Raposa-voadora-de-óculos é o segundo maior morcego da Austrália

Crédito: R.J. Adams/  Inaturalist
Crédito: R.J. Adams/ Inaturalist

Espécie tem papel vital na natureza por ser grande dispersora de sementes

A raposa-voadora-de-óculos (Pteropus conspicillatus) é um mamífero comum na Oceania e, ao contrário do que seu nome diz, é uma espécie de morcego. Seu nome faz referência ao pelo que envolve os olhos, amarelo-esverdeado, dando a aparência de óculos. O restante de seu corpo é negro e amarelo.

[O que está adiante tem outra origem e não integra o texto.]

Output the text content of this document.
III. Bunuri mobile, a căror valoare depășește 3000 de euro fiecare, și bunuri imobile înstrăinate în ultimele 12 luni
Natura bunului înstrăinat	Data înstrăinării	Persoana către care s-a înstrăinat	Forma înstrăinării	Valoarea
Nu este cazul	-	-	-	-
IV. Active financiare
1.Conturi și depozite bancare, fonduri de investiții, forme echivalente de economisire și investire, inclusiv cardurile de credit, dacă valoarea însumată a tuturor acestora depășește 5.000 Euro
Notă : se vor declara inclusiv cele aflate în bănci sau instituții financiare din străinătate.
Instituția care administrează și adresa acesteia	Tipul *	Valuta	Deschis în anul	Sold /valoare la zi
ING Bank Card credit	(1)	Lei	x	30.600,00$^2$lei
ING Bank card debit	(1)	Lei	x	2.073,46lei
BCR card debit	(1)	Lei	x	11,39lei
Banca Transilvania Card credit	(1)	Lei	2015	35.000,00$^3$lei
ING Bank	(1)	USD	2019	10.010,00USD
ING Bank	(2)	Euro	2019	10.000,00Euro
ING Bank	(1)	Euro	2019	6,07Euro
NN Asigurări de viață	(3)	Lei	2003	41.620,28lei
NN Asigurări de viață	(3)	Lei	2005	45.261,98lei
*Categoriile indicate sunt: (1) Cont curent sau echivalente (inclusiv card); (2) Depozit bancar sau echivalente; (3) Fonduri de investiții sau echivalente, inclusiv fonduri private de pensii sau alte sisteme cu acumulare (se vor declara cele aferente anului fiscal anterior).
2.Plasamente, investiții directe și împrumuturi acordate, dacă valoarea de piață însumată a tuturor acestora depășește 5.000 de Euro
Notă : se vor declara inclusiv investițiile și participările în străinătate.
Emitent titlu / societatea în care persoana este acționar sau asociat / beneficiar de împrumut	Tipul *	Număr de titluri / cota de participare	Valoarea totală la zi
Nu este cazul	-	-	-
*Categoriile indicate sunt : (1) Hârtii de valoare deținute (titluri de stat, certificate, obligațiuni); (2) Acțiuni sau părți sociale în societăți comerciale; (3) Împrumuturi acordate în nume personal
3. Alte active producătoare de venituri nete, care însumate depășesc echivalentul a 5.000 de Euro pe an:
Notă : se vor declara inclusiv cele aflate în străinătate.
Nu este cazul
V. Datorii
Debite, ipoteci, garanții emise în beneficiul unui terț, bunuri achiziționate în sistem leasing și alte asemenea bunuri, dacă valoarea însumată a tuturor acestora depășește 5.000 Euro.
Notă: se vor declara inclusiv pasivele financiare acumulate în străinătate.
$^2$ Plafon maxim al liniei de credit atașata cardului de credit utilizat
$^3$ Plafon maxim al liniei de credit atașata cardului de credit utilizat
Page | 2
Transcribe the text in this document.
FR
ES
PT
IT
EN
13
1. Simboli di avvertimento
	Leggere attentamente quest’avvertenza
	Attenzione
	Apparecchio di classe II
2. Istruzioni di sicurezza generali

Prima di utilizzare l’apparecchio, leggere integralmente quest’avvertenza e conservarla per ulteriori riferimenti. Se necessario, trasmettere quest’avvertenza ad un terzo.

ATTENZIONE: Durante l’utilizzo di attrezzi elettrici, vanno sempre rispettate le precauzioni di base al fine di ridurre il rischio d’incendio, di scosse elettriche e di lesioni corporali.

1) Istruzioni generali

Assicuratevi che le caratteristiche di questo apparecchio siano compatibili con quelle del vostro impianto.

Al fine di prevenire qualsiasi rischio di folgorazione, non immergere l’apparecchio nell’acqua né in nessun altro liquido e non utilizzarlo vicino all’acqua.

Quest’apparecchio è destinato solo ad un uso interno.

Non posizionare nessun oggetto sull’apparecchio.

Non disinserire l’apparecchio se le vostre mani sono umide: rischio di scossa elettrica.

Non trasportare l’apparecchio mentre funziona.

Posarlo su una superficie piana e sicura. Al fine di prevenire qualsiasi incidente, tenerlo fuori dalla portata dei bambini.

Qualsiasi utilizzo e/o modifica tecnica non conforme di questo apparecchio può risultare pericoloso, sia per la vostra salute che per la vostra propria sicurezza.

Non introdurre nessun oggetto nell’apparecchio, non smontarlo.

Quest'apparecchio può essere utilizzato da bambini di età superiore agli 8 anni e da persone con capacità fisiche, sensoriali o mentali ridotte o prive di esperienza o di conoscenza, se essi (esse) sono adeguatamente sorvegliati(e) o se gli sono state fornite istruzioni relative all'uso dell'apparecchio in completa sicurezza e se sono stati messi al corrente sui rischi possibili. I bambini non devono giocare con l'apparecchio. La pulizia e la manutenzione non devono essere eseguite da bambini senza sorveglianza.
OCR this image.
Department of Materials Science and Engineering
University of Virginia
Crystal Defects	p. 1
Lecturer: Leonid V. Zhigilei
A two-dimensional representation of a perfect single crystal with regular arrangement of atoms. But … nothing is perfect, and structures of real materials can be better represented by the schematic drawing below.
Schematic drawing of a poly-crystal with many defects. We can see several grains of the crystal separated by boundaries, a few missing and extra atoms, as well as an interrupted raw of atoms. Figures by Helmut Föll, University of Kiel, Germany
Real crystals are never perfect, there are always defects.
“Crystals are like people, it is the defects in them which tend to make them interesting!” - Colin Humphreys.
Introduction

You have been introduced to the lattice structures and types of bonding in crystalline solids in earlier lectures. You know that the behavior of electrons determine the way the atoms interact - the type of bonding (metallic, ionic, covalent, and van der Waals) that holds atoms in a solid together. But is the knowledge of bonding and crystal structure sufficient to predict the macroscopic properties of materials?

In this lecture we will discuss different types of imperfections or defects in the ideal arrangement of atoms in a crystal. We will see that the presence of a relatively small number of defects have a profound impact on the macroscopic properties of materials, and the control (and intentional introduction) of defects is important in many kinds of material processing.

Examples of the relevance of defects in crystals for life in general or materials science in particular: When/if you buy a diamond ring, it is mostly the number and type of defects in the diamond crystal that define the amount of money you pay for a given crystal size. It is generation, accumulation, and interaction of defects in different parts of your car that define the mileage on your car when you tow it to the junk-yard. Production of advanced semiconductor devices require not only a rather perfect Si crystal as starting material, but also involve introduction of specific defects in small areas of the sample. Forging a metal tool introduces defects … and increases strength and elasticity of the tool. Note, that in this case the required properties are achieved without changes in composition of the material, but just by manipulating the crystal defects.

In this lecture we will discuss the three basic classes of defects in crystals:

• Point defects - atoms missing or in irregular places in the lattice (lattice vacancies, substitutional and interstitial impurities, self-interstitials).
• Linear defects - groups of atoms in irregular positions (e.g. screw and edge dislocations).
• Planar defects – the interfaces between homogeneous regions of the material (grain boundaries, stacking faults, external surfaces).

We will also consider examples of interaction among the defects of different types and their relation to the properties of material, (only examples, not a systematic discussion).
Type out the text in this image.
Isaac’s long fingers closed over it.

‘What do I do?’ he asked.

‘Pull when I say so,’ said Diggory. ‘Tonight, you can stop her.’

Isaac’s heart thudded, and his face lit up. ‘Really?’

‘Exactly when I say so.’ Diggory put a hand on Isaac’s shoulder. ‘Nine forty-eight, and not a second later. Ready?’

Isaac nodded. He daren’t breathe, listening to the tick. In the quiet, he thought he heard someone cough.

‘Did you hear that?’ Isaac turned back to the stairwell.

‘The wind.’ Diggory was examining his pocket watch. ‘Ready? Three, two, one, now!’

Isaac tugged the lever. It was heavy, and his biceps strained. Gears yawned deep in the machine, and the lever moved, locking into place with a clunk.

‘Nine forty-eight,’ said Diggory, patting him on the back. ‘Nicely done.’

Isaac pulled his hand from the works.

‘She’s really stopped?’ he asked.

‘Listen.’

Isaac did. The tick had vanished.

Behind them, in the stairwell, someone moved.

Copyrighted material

Na Austrália, é considerada a segunda maior de seu gênero, Pteropus, que engloba várias espécies de raposas voadoras, as maiores representantes dos morcegos no mundo.

É encontrada nas ilhas da Indonésia, Papua Nova Guiné e Austrália. Em Cairns, cidade australiana, a espécie pode ser vista em centros urbanos pendurada em árvores. A população já se acostumou com sua presença e luta por sua preservação.

Na natureza habita várzeas ou planícies de inundação, manguezais e florestas úmidas tropicais. Por ser uma espécie frugívora, sua dieta é composta basicamente por frutos, incluindo frutas cítricas, como mangas e maçãs. É muito comum vê-la invadindo pomares.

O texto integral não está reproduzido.